IDEAS: In the patriotism speech, I think Obama takes this in a brilliant direction. Basically, as I read it, his argument is that loving this country means loving an idea that is unfulfilled - an idea that is there to be perfected. And so, in a sense, criticizing our country is an act of patriotism. He redefines patriotism as a process that not only involves, but even requires, defiance. That seems to me quite an extraordinary piece of rhetoric. Who else is in their league, in terms of the audacity that this rhetoric embodies?

WILSON: There aren't very many rhetoricians as presidents, not first-rate ones. Lincoln is really in a category by himself. Obama invites comparison with Lincoln, and I think it's worthwhile to take him seriously. And what is amazing is that it may be that the crisis that he has to deal with will be bigger than Roosevelt's, and will be comparable in magnitude to what was asked of Lincoln.

IDEAS: And that's what makes this comparison to Lincoln almost eerie, is the way in which you have this crisis of epic proportions that even before the presidency begins very clearly comes to define it in a way that allows both figures to act in extraordinary times in ways that may be perfectly conducive to his instincts.

WILSON: What struck me the other day is the train ride.

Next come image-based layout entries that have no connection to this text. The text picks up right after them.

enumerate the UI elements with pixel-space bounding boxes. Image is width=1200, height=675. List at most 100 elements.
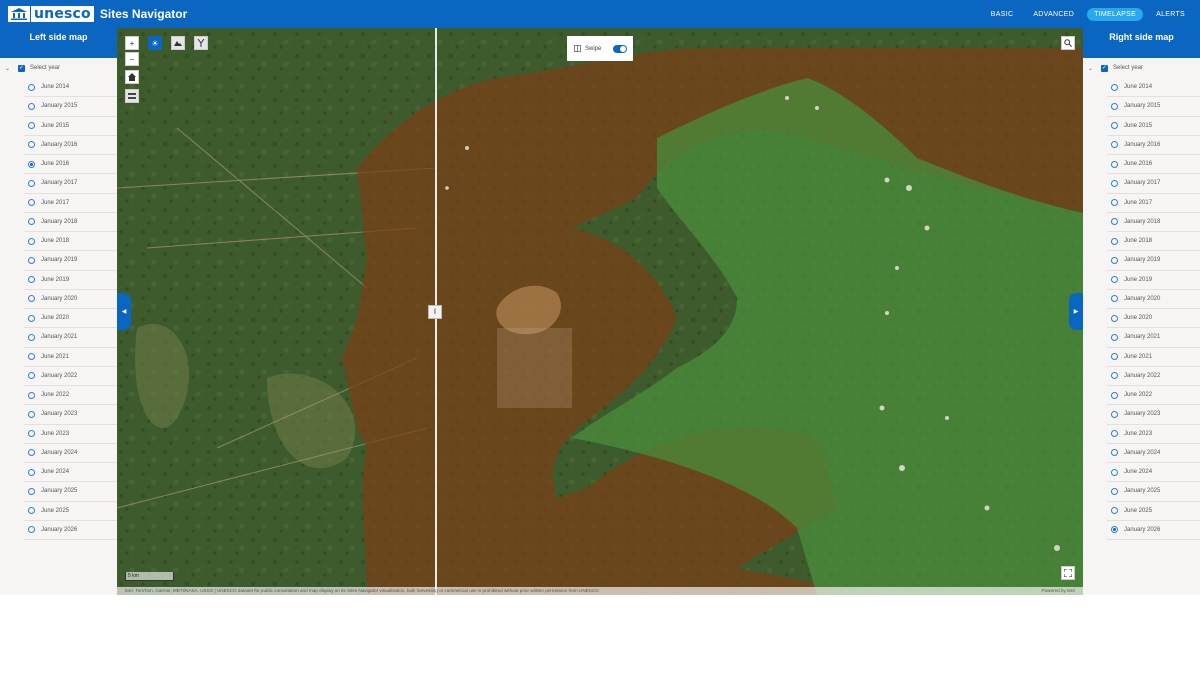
right-select-year[interactable]: ⌄ ✓ Select year <box>1083 58 1200 78</box>
right-year-option[interactable]: June 2016 <box>1107 155 1200 175</box>
radio-button[interactable] <box>28 256 35 264</box>
right-year-option[interactable]: January 2015 <box>1107 97 1200 117</box>
left-year-option[interactable]: June 2022 <box>24 386 117 406</box>
radio-button[interactable] <box>1111 256 1118 264</box>
swipe-toggle[interactable] <box>613 44 628 53</box>
left-year-option[interactable]: January 2017 <box>24 174 117 194</box>
radio-button[interactable] <box>28 507 35 515</box>
radio-button[interactable] <box>1111 83 1118 91</box>
checkbox-checked-icon[interactable]: ✓ <box>1101 64 1108 72</box>
chevron-down-icon[interactable]: ⌄ <box>1088 65 1096 72</box>
radio-button[interactable] <box>1111 295 1118 303</box>
radio-button[interactable] <box>28 83 35 91</box>
right-year-option[interactable]: January 2022 <box>1107 367 1200 386</box>
left-year-option[interactable]: January 2025 <box>24 482 117 502</box>
radio-button[interactable] <box>1111 507 1118 515</box>
radio-button[interactable] <box>1111 391 1118 399</box>
radio-button[interactable] <box>28 487 35 495</box>
filter-button[interactable] <box>194 36 208 50</box>
radio-button[interactable] <box>28 410 35 418</box>
left-year-option[interactable]: June 2019 <box>24 271 117 290</box>
right-year-option[interactable]: June 2018 <box>1107 232 1200 252</box>
radio-button[interactable] <box>28 449 35 457</box>
search-button[interactable] <box>1061 36 1075 50</box>
left-year-option[interactable]: January 2015 <box>24 97 117 117</box>
left-year-option[interactable]: January 2018 <box>24 213 117 232</box>
right-year-option[interactable]: June 2023 <box>1107 425 1200 444</box>
right-year-option[interactable]: June 2024 <box>1107 463 1200 483</box>
left-year-option[interactable]: June 2016 <box>24 155 117 175</box>
left-year-option[interactable]: June 2020 <box>24 309 117 329</box>
radio-button[interactable] <box>1111 102 1118 110</box>
right-year-option[interactable]: January 2020 <box>1107 290 1200 309</box>
radio-button[interactable] <box>1111 314 1118 322</box>
right-year-option[interactable]: January 2026 <box>1107 521 1200 540</box>
right-year-option[interactable]: June 2025 <box>1107 502 1200 521</box>
radio-button[interactable] <box>28 372 35 380</box>
right-year-option[interactable]: January 2016 <box>1107 136 1200 155</box>
right-year-option[interactable]: June 2019 <box>1107 271 1200 290</box>
radio-button[interactable] <box>1111 199 1118 207</box>
radio-button[interactable] <box>28 122 35 130</box>
zoom-out-button[interactable]: − <box>125 52 139 66</box>
home-button[interactable] <box>125 70 139 84</box>
radio-button[interactable] <box>28 295 35 303</box>
radio-button[interactable] <box>1111 449 1118 457</box>
chevron-down-icon[interactable]: ⌄ <box>5 65 13 72</box>
left-year-option[interactable]: June 2018 <box>24 232 117 252</box>
radio-button[interactable] <box>1111 160 1118 168</box>
radio-button[interactable] <box>1111 353 1118 361</box>
radio-button[interactable] <box>1111 487 1118 495</box>
left-year-option[interactable]: June 2017 <box>24 194 117 213</box>
left-year-option[interactable]: June 2025 <box>24 502 117 521</box>
nav-timelapse[interactable]: TIMELAPSE <box>1087 7 1144 21</box>
right-year-option[interactable]: January 2025 <box>1107 482 1200 502</box>
nav-basic[interactable]: BASIC <box>984 8 1021 21</box>
radio-button[interactable] <box>1111 468 1118 476</box>
radio-button[interactable] <box>28 102 35 110</box>
radio-button[interactable] <box>1111 122 1118 130</box>
radio-button[interactable] <box>1111 276 1118 284</box>
collapse-right-panel-button[interactable]: ▶ <box>1069 293 1083 330</box>
landscape-button[interactable] <box>171 36 185 50</box>
right-year-option[interactable]: January 2023 <box>1107 405 1200 425</box>
right-year-option[interactable]: June 2017 <box>1107 194 1200 213</box>
right-year-option[interactable]: January 2018 <box>1107 213 1200 232</box>
left-year-option[interactable]: June 2014 <box>24 78 117 98</box>
radio-button[interactable] <box>28 218 35 226</box>
radio-button[interactable] <box>28 237 35 245</box>
left-select-year[interactable]: ⌄ ✓ Select year <box>0 58 117 78</box>
nav-alerts[interactable]: ALERTS <box>1149 8 1192 21</box>
radio-button[interactable] <box>1111 237 1118 245</box>
left-year-option[interactable]: June 2023 <box>24 425 117 444</box>
left-year-option[interactable]: January 2023 <box>24 405 117 425</box>
nav-advanced[interactable]: ADVANCED <box>1026 8 1081 21</box>
radio-button[interactable] <box>28 141 35 149</box>
collapse-left-panel-button[interactable]: ◀ <box>117 293 131 330</box>
right-year-option[interactable]: June 2015 <box>1107 117 1200 136</box>
layers-button[interactable] <box>125 89 139 103</box>
left-year-option[interactable]: June 2021 <box>24 348 117 367</box>
radio-button[interactable] <box>28 468 35 476</box>
left-year-option[interactable]: January 2016 <box>24 136 117 155</box>
right-year-option[interactable]: January 2019 <box>1107 251 1200 271</box>
left-year-option[interactable]: January 2026 <box>24 521 117 540</box>
left-year-option[interactable]: June 2024 <box>24 463 117 483</box>
radio-button[interactable] <box>28 526 35 534</box>
radio-button[interactable] <box>1111 410 1118 418</box>
right-year-option[interactable]: June 2014 <box>1107 78 1200 98</box>
radio-button[interactable] <box>1111 372 1118 380</box>
radio-button[interactable] <box>1111 333 1118 341</box>
radio-button[interactable] <box>1111 179 1118 187</box>
left-year-option[interactable]: January 2019 <box>24 251 117 271</box>
sun-button[interactable]: ☀ <box>148 36 162 50</box>
radio-button[interactable] <box>28 391 35 399</box>
radio-button[interactable] <box>1111 218 1118 226</box>
radio-button[interactable] <box>28 314 35 322</box>
right-year-option[interactable]: January 2017 <box>1107 174 1200 194</box>
radio-button[interactable] <box>28 179 35 187</box>
swipe-handle[interactable]: ‖ <box>428 305 442 319</box>
radio-button[interactable] <box>28 199 35 207</box>
radio-button[interactable] <box>1111 526 1118 534</box>
radio-button[interactable] <box>1111 430 1118 438</box>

Obama wants to come into Washington the way Lincoln did. He keeps suggesting this affinity with Lincoln. Who else would say, in effect: "Compare me with Lincoln? Hold me up against him."

IDEAS: And Lincoln did the same thing. In his farewell address, he said that no one had faced the troubles that awaited him since Washington.

WILSON: It's true.

IDEAS: This is what we both hope for and dread, that we'll have an epic presidency of the same order.

WILSON: It's an interesting time.

Joshua Wolf Shenk is the author of "Lincoln's Melancholy" and the co-editor, with Harold Holzer, of "In Lincoln's Hand: His Original Manuscripts With Commentaries by Distinguished Americans." He directs the Rose O'Neill Literary House at Washington College.